Иван Козловский: «В чем счастье? Отдавай, что имеешь, и отдавай скорей»

12-21.jpg

30 лет назад, 21 декабря 1993 года, скончался великолепный тенор, народный артист СССР, один из любимых певцов Сталина, лауреат двух премий его имени Иван Семенович Козловский. В советское время он умудрялся быть ярким и «действующим» представителем православной культуры.

Он был «ровесником ХХ века» – родился в 1900 году, в крестьянской семье, в селе Марьяновка возле украинского города Белая Церковь. Отец был музыкальным человеком, прекрасно пел и играл на венской гармонике. У Ивана тоже был абсолютный слух и от природы поставленный красивый голос. В восемь лет мальчика отправили в Михайловский Златоверхий монастырь, где он пел в церковном хоре. Позже Козловский рассказывал: «Моя мать мечтала, чтобы я стал священником, и меня отдали в школу, оттуда было «рукой подать» до архиерейского сана. После школы принимали в семинарию, где учились четыре года на священника. Если хотел стать богословом – еще один год. Потом можно было поступить в академию».

После революции планы изменились. В 1917-1920 годах Козловский учился в Высшем музыкально-драматическом институте им. Н. Лысенко. Да, в общем-то, и учить его особенно не приходилось – дыхание, звук и музыкальность Козловского были феноменальными от природы. Одновременно певец начал выступать в Полтавском оперном театре. Однажды ему пришлось в опере Шарля Гуно «Фауст» заменить заболевшего солиста, и Козловский блестяще исполнил заглавную партию.

В 1920-м Козловского забрали в армию, он служил в инженерной бригаде и одновременно как-то умудрялся петь в Полтавском театре. В 1924-м его заметил известный в те годы дирижер Арий Пазовский и пригласил в Харьковский оперный театр. Через год Козловский пел в Свердловском театре, а в 1926-м был уже в Большом в Москве. Здесь он и встретился с Леонидом Собиновым, с которым его сравнивали в Киеве. Причем опять пришлось заменить заболевшего исполнителя партии Ленского в опере «Евгений Онегин». На спектакле Собинов почувствовал себя плохо, вызвали Козловского. И Собинов передал ему златокудрый парик «юного поэта».

Но Собинов был из предыдущего поколения. Главным конкурентом Козловского был Сергей Лемешев – тот был всего на два года моложе Козловского. Но голоса их производили на публику просто магическое воздействие. Толпы поклонниц встречали их после спектаклей на выходе из театра. Были две враждовавших между собой партии – «козловистки» и «лемешистки», и дело между ними доходило до нешуточных драк. Но сами артисты друг с другом очень дружили.

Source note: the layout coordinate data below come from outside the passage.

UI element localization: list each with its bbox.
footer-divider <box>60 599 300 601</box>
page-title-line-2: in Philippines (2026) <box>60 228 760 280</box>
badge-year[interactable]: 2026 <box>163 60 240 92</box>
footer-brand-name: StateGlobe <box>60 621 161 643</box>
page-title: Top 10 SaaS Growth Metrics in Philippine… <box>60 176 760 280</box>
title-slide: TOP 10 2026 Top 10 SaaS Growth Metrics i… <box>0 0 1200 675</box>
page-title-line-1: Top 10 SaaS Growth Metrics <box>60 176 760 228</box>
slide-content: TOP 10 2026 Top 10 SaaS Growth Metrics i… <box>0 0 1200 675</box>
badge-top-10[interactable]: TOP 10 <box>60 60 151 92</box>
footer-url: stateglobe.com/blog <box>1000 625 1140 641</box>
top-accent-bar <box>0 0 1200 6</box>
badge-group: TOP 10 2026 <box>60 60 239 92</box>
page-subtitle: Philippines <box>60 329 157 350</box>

Во время войны Козловский много ездил с фронтовыми концертными бригадами. «Мне довелось много раз выступать перед фронтовиками, – рассказывал он. – И в госпиталях, и вблизи передовой. К раненым не раз ездил с Алексеем Толстым. Он читал свои рассказы, а я пел... Помню, прилетели в Харьков в день его освобождения. На Холодной горе еще фашисты были. Пою перед бойцами – тишина мертвая, никто не шелохнется, только слышно: самолет в небе стрекочет. Потом оказалось – вражеский самолет. Спокойно мог расстрелять нас из пулемета. Поэтому и сидели, не шелохнувшись...»

Рождественские песнопения в исполнении Ивана Козловского 

Последние годы Козловский жил очень скромно. Но при этом помогал многим людям. Передавал деньги известной пианистке и православной подвижнице Марии Юдиной для помощи репрессированным и бедствующим, посылал ссыльным тёплые вещи, лекарства и деньги. У Козловского искала защиты и человеческого тепла первая жена Федора Шаляпина с дочерью, оставшиеся в России после эмиграции великого певца во Францию и преследуемые как родственницы «врага народа». Помогал Наталье Рыковой, дочери репрессированного председателя Совнаркома, 18 лет отсидевшей в лагерях. Помогал ей деньгами, выхлопотал пенсию и жилье.

Он признавал любовь только жертвенную, в самом высоком понимании этого слова. Неоднократно говорил: «В чем счастье? Отдавай, что имеешь, и отдавай скорей. Вот в отдаче, видимо, и есть взаимное обогащение… Если испытываешь к кому-нибудь неприязнь, подумай о том, как ты ему можешь помочь». В последние годы жизни практически на каждой странице его дневника было написано: «Пусть будет добро… Надо делать добро…».